SNP Members have made no mention today of an analysis of what would have happened under fiscal independence during the period from 2007 to 2009. In fact, the SNP has produced no governmental analysis for that period. Recent estimates by experts indicated that Scottish tax income would have dropped by nearly £2.5 billion-and that includes a per capita share of North sea oil, before the Secretary of State and his colleagues on the Front Bench ask about that. The SNP Government have continually failed to produce detailed modelling of their case for separation. The analysis has to be done not only in the good times but in the bad times as well.

Indeed, the SNP's case for fiscal autonomy is so weak and unconvincing that its Ministers in Holyrood are now accused of having had to resort to playing fast and loose with the facts of economic research to substantiate any case at all. We are firmly of the view, based on sound, independent evidence, that the economic union is Scotland's greatest economic opportunity and that together we are stronger.

Let us be clear that the Scotland Bill was born of consensus and consultation and is a model example that Government should always follow, whether here in Westminster or at Holyrood, before laying legislation of such fundamental constitutional reform. While in government, we sought political consensus from the start. We initiated independent commissions and reports, embarked on a robust consultation with the public, civic society and experts, and we listened carefully when those people spoke. There is no such consensus and there was no such consultation prior to the Parliamentary Voting System and Constituencies Bill or, indeed, the Fixed-term Parliaments Bill, and the result has been rushed and biased legislation, which insults our democracy.
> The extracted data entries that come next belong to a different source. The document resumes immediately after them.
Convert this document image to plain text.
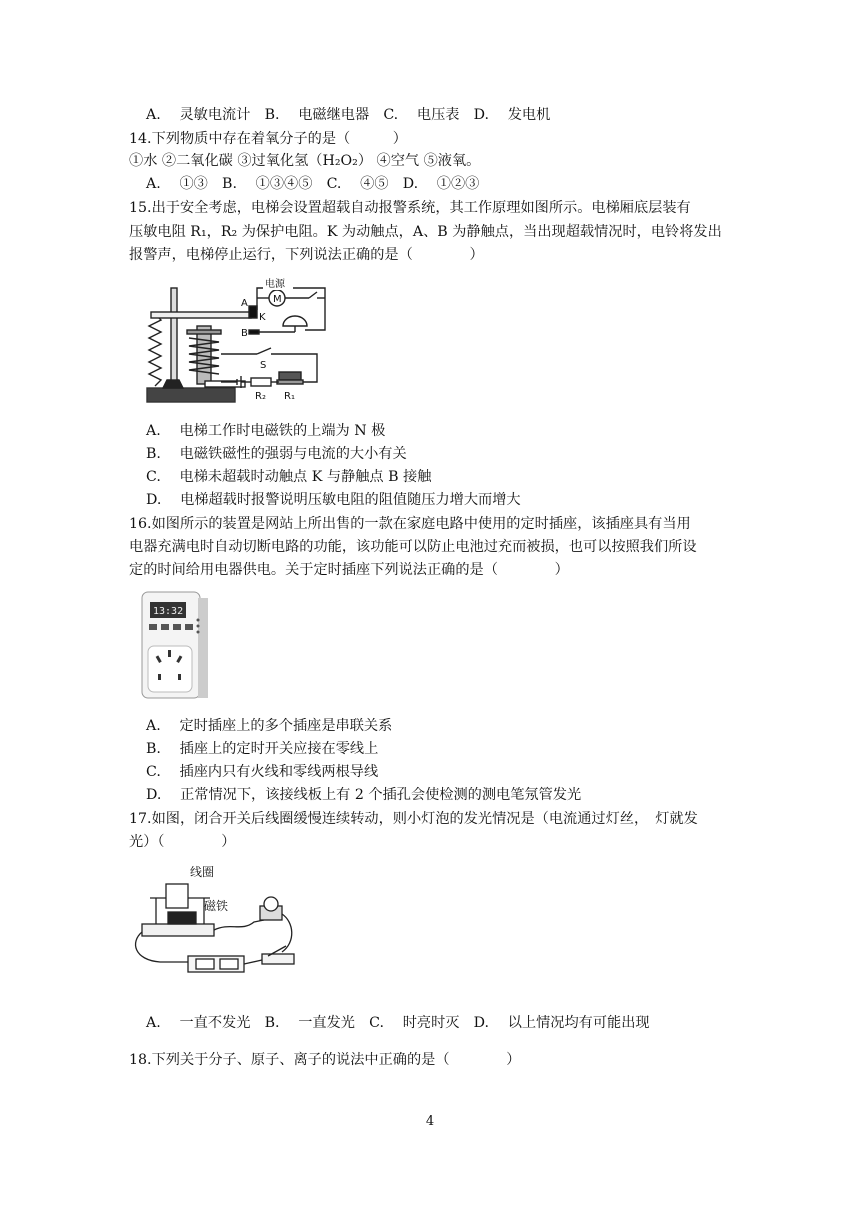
A.　 灵敏电流计　B.　 电磁继电器　C.　 电压表　D.　 发电机
14.下列物质中存在着氧分子的是（　　　）
①水 ②二氧化碳 ③过氧化氢（H₂O₂） ④空气 ⑤液氧。
A.　 ①③　B.　 ①③④⑤　C.　 ④⑤　D.　 ①②③
15.出于安全考虑，电梯会设置超载自动报警系统，其工作原理如图所示。电梯厢底层装有
压敏电阻 R₁，R₂ 为保护电阻。K 为动触点，A、B 为静触点，当出现超载情况时，电铃将发出
报警声，电梯停止运行，下列说法正确的是（　　　　）
电源
A
K
B
M
S
R₂ R₁
A.　 电梯工作时电磁铁的上端为 N 极
B.　 电磁铁磁性的强弱与电流的大小有关
C.　 电梯未超载时动触点 K 与静触点 B 接触
D.　 电梯超载时报警说明压敏电阻的阻值随压力增大而增大
16.如图所示的装置是网站上所出售的一款在家庭电路中使用的定时插座，该插座具有当用
电器充满电时自动切断电路的功能，该功能可以防止电池过充而被损，也可以按照我们所设
定的时间给用电器供电。关于定时插座下列说法正确的是（　　　　）
13:32
A.　 定时插座上的多个插座是串联关系
B.　 插座上的定时开关应接在零线上
C.　 插座内只有火线和零线两根导线
D.　 正常情况下，该接线板上有 2 个插孔会使检测的测电笔氖管发光
17.如图，闭合开关后线圈缓慢连续转动，则小灯泡的发光情况是（电流通过灯丝，　灯就发
光）（　　　　）
线圈
磁铁
A.　 一直不发光　B.　 一直发光　C.　 时亮时灭　D.　 以上情况均有可能出现
18.下列关于分子、原子、离子的说法中正确的是（　　　　）
4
The Tory-led Government have steamrolled those Bills through this House of Commons and into the House of Lords, showing scant regard for proper scrutiny and completely disregarding the opportunity to engage with interested parties and experts or the electorate whom they serve.

However, the Bill we are debating today is the antithesis of the Government's other shoddy constitutional efforts. On the whole, it reflects most of the Calman commission's recommendations, and accordingly there is much that we agree on. As the official Opposition, however, we will rigorously scrutinise the Bill to ensure that it represents the best deal for the people of Scotland. There are some areas of concern and issues that will require further clarification and amendment as we continue into the Committee stage, although I can assure the Secretary of State that we will not press the Antarctica clause to a vote. I am astonished that the dogma of the SNP is such that this one simple clause, which was clearly a mistake in the original legislation and has now, I understand, been corrected, will enable one of our finest universities to mount an expedition to Antarctica. Instead, Pete Wishart seems to be more concerned about where the First Minister might spend his summer holidays.